The next question is what can be done about it? Most of the suggestions will fall between two extremes: cull the crocodile population, or be more careful next time. Many people wanting immediate revenge will be swayed towards the former, whereas the government approach is much closer to the latter. Culling sounds sensible on paper, but in reality it's not a viable solution. Ignoring for a moment the potential value that crocodiles represent to the area, culling is not a safety solution. If there are 80,000 crocodiles, how many do you cull? Ten? Five hundred? Ten thousand? When does it suddenly become safe to swim again? Don't worry folks, there's only a few hundred crocs left in this river - you'll be right for a swim!

So what about being more careful next time? I doubt the parents of the girl taken by the crocodile wouldn't find that helpful piece of advice very reassuring. They wanted to know that it wasn't safe for their daughter to swim there in the first place. And therein lies the heart of the matter.

Nobody ever plans on being attacked by a crocodile. Nobody wants to be attacked by a crocodile. Yet it happens. Why? Because the person involved doesn't know the risk. They may not believe that there are any crocodiles in the area, they may not even know much about crocodiles. They may have been misled by people telling them it was safe to swim there, or they may simply have been doing this for years without any hint of a problem.

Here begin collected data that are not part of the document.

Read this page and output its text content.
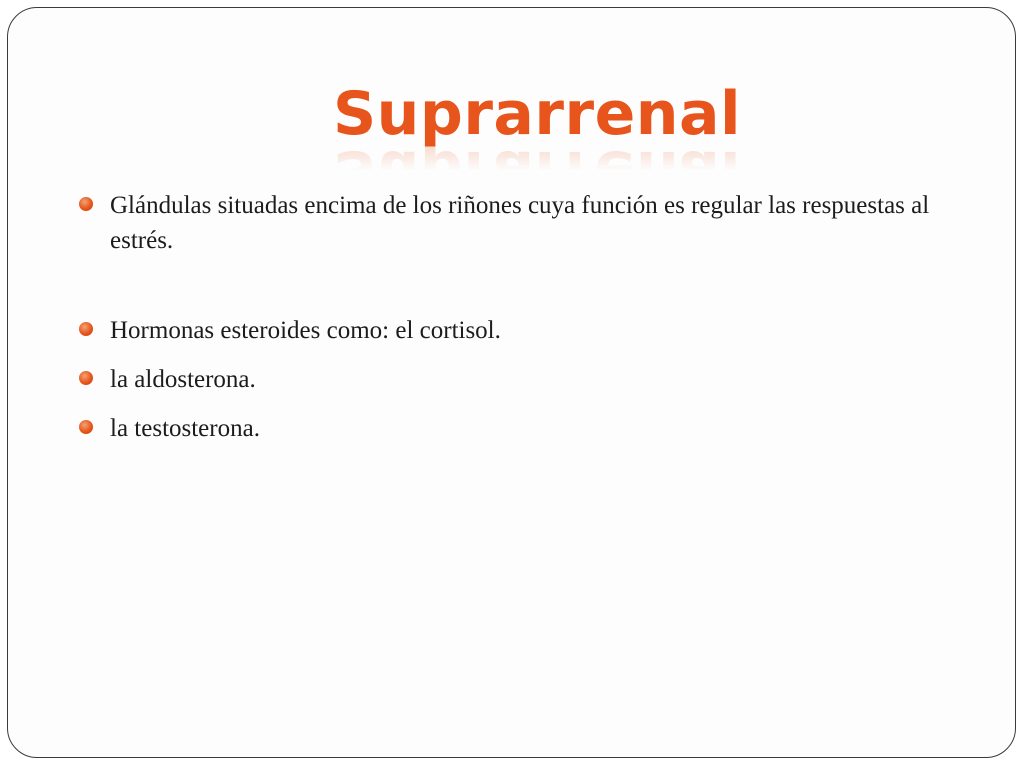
Suprarrenal
Glándulas situadas encima de los riñones cuya función es regular las respuestas al estrés.
Hormonas esteroides como: el cortisol.
la aldosterona.
la testosterona.
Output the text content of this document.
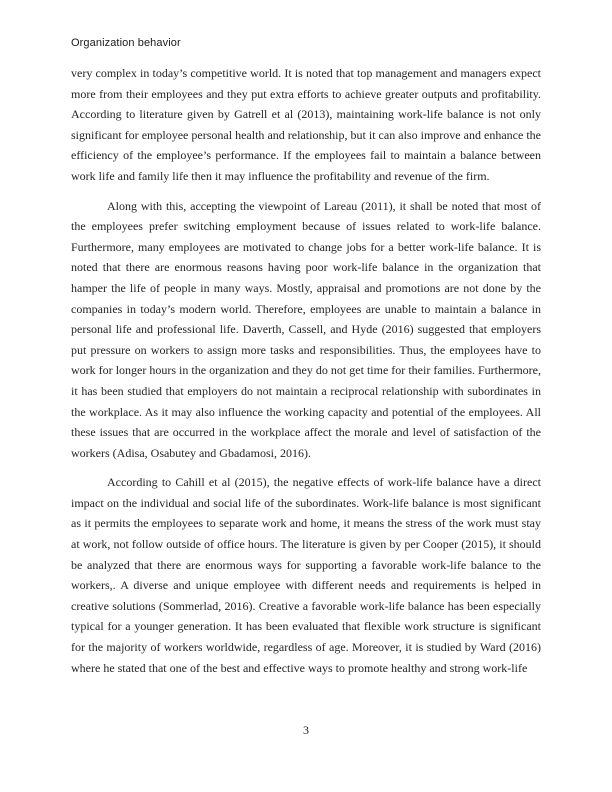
Organization behavior

very complex in today’s competitive world. It is noted that top management and managers expect more from their employees and they put extra efforts to achieve greater outputs and profitability. According to literature given by Gatrell et al (2013), maintaining work-life balance is not only significant for employee personal health and relationship, but it can also improve and enhance the efficiency of the employee’s performance. If the employees fail to maintain a balance between work life and family life then it may influence the profitability and revenue of the firm.

Along with this, accepting the viewpoint of Lareau (2011), it shall be noted that most of the employees prefer switching employment because of issues related to work-life balance. Furthermore, many employees are motivated to change jobs for a better work-life balance. It is noted that there are enormous reasons having poor work-life balance in the organization that hamper the life of people in many ways. Mostly, appraisal and promotions are not done by the companies in today’s modern world. Therefore, employees are unable to maintain a balance in personal life and professional life. Daverth, Cassell, and Hyde (2016) suggested that employers put pressure on workers to assign more tasks and responsibilities. Thus, the employees have to work for longer hours in the organization and they do not get time for their families. Furthermore, it has been studied that employers do not maintain a reciprocal relationship with subordinates in the workplace. As it may also influence the working capacity and potential of the employees. All these issues that are occurred in the workplace affect the morale and level of satisfaction of the workers (Adisa, Osabutey and Gbadamosi, 2016).

According to Cahill et al (2015), the negative effects of work-life balance have a direct impact on the individual and social life of the subordinates. Work-life balance is most significant as it permits the employees to separate work and home, it means the stress of the work must stay at work, not follow outside of office hours. The literature is given by per Cooper (2015), it should be analyzed that there are enormous ways for supporting a favorable work-life balance to the workers,. A diverse and unique employee with different needs and requirements is helped in creative solutions (Sommerlad, 2016). Creative a favorable work-life balance has been especially typical for a younger generation. It has been evaluated that flexible work structure is significant for the majority of workers worldwide, regardless of age. Moreover, it is studied by Ward (2016) where he stated that one of the best and effective ways to promote healthy and strong work-life

3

Whatever the reason, the solution seems obvious. People need to be aware of the danger that crocodiles can pose, and they need to be aware of where crocodiles can be found throughout the year. They need to know that crocodiles are now everywhere, potentially in any body of water that doesn't have a fence around it, and that swimming is not an option anymore. The last time there was a major educational drive on crocodile safety in the Northern Territory was nearly 30 years ago, and a lot has changed in that time not least the crocodile population and its distribution. Despite this, much of the same information is being used today and the differences between then and now are not being made clear.

People must have up-to-date and factually correct information about the danger posed by crocodiles, not only for their own safety but so that transparency and trust can be established. If people don't respect what you're telling them about crocodiles, you can't expect them to listen.

Saturday, March 07, 2009


On Saturday 7 March at 6pm at the Museum and Art Gallery of the Northern Territory I'm giving a short presentation on crocodilians called Crocodile: Predator Evolved. Just to further encourage you to rush out of the door to get your seat, the headline act is Dr Paul Sereno (University of Chicago) giving a talk on fossil crocs including Supercroc. We're all hoping that Paul will tell us a little about a few recent fossil croc discoveries, creatures not quite as large as Supercroc but a whole lot more bizarre. In fact, it's the subject of a National Geographic documentary that we're filming with Paul here in Darwin at the moment. I don't think he can get over how remarkable galloping freshwater crocodiles are at close range - there's perhaps no better modern analogy for how these extinct terretrial predators used to hunt. If they didn't catch up with their prey, they probably scared them half to death from the sight!